Court of Appeal of Quebec

Souscripteurs du Lloyd's c. SNC Lavalin inc.


Morissette, Gagné, Lavallée

Appeal from a judgment of the Superior Court granting an application for an order to facilitate the enforcement of a judgment ordering the appellant to pay the respondent $65,979,396. Dismissed.

At trial, the respondent sought, inter alia, orders requiring payment of amounts of money by three of its insurers participating in insurance towers, after the Main judgment was rendered on April 6, 2020, in SNC-Lavalin (Terratech inc. et SNC-Lavalin Environnement inc.) c. Deguise (C.A., 2020-04-06), 2020 QCCA 495, SOQUIJ AZ-51681330, 2020EXP-956, the “pyrrhotite case”. The judgment upheld the Main judgment that found the respondent and its geologist liable. It also upheld the order in the Main judgment directing the insurers to “apportion among themselves the damages in connection with the liability of their insured,” in this case the respondent.

The condemnation against the appellant insurance company in respect of each of the claims for which the respondent was found liable was rendered in the direct actions brought by injured third persons. These actions were therefore brought under article 2501 of the Civil Code of Québec (S.Q. 1991, c. 64) (C.C.Q.), and to be successful the third person had to establish (i) the insurer’s liability and (ii) the insurance contract covering such liability. When a claim submitted and reported (or declared) is at issue, the insurer may set up against the injured third party the absence of claim and of notice to the insurer despite article 2502 C.C.Q., since this provision requires that the claim first be covered by the insurance policy. Nothing of this nature was set up against the injured third persons in this case.

The Court therefore has before it an argument of law or of fact that should have been raised previously, or grounds that were or could have been alleged in defence but that may not be invoked again to defeat the enforcement of the Main judgment. This is the effect of the presumption of res judicata.
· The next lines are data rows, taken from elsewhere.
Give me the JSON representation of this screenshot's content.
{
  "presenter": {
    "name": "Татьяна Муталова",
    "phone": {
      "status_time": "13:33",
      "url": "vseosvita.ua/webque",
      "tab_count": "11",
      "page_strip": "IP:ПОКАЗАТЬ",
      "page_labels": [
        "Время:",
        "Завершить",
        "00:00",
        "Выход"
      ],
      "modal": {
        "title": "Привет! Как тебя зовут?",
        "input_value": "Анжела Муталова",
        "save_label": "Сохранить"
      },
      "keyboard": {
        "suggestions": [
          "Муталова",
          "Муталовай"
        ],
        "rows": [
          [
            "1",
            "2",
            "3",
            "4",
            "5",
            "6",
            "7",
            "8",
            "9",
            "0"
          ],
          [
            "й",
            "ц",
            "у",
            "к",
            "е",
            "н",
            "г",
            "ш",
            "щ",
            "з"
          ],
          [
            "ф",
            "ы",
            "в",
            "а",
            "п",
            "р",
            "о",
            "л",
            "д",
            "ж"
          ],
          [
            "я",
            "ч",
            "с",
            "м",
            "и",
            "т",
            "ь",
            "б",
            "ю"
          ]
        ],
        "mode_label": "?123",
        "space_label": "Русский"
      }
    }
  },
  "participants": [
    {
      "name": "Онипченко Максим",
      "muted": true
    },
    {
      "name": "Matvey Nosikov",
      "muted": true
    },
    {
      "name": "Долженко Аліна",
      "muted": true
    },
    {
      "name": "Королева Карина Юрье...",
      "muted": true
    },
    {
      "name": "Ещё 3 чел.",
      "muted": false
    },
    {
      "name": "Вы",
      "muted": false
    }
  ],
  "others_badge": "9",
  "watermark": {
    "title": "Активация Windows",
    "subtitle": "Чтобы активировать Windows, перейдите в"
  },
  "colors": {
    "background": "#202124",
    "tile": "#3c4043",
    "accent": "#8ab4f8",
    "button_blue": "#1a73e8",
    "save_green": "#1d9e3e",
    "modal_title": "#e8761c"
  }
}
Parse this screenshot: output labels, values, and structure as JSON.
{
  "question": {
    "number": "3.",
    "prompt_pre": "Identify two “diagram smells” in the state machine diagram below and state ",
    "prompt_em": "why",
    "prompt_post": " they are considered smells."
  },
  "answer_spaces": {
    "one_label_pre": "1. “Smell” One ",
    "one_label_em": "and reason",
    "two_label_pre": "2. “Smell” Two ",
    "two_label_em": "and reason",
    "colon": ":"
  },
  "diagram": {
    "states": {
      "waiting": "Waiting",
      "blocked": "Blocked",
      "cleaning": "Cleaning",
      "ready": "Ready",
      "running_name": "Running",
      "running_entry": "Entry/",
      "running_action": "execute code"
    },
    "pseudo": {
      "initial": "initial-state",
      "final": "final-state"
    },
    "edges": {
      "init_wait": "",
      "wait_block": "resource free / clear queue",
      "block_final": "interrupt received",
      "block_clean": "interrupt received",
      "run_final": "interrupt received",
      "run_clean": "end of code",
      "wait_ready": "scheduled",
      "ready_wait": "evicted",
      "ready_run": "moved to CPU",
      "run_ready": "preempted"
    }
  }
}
In addition, the trial judge found that the insured met its obligations when it sent a claim to the claim officer, who was acting in the capacity of mandatary for the insurers. This interpretation of the reference insurance policy is both rational and consistent with its terms; in no way does it violate the letter of the policy nor, despite the appellant’s arguments, does it contain an amalgam or a “fusion” between the date a claim was presented to the insured and the date it was declared to the insurers. Certainly, these dates may have been to some degree contemporaneous, but this was due to the special management method the parties had adopted to deal with what was quickly becoming a massive and worrying wave of claims. They had to be practical and take care of the most urgent matters. Moreover, the judge found, as it was open for him to do, that this interpretation does not distort the type of policy in question.

The respondent considers that it performed its obligations within the meaning of the policy, as did the “claim officer” when reporting the claims to the insured continuously, as they were received, by sending the Claims Status Reports, as the record shows. The appellant never objected to this way of proceeding, nor did it deny coverage.

It is settled law that the insurer must express its reservations regarding the coverage of the insured in a timely manner. Its failure to act may indeed be interpreted as a renunciation, which appears to have been the trial judge’s conclusion in this case. The exacting interpretation of the policy now advanced by the appellant is tardy. It is inconsistent with the relationships of the parties. The appellant, having failed to deny coverage in a timely manner, is henceforth barred from disputing the respondent’s proposed method of distribution [translation] “based on dates of formal notices or first notice”.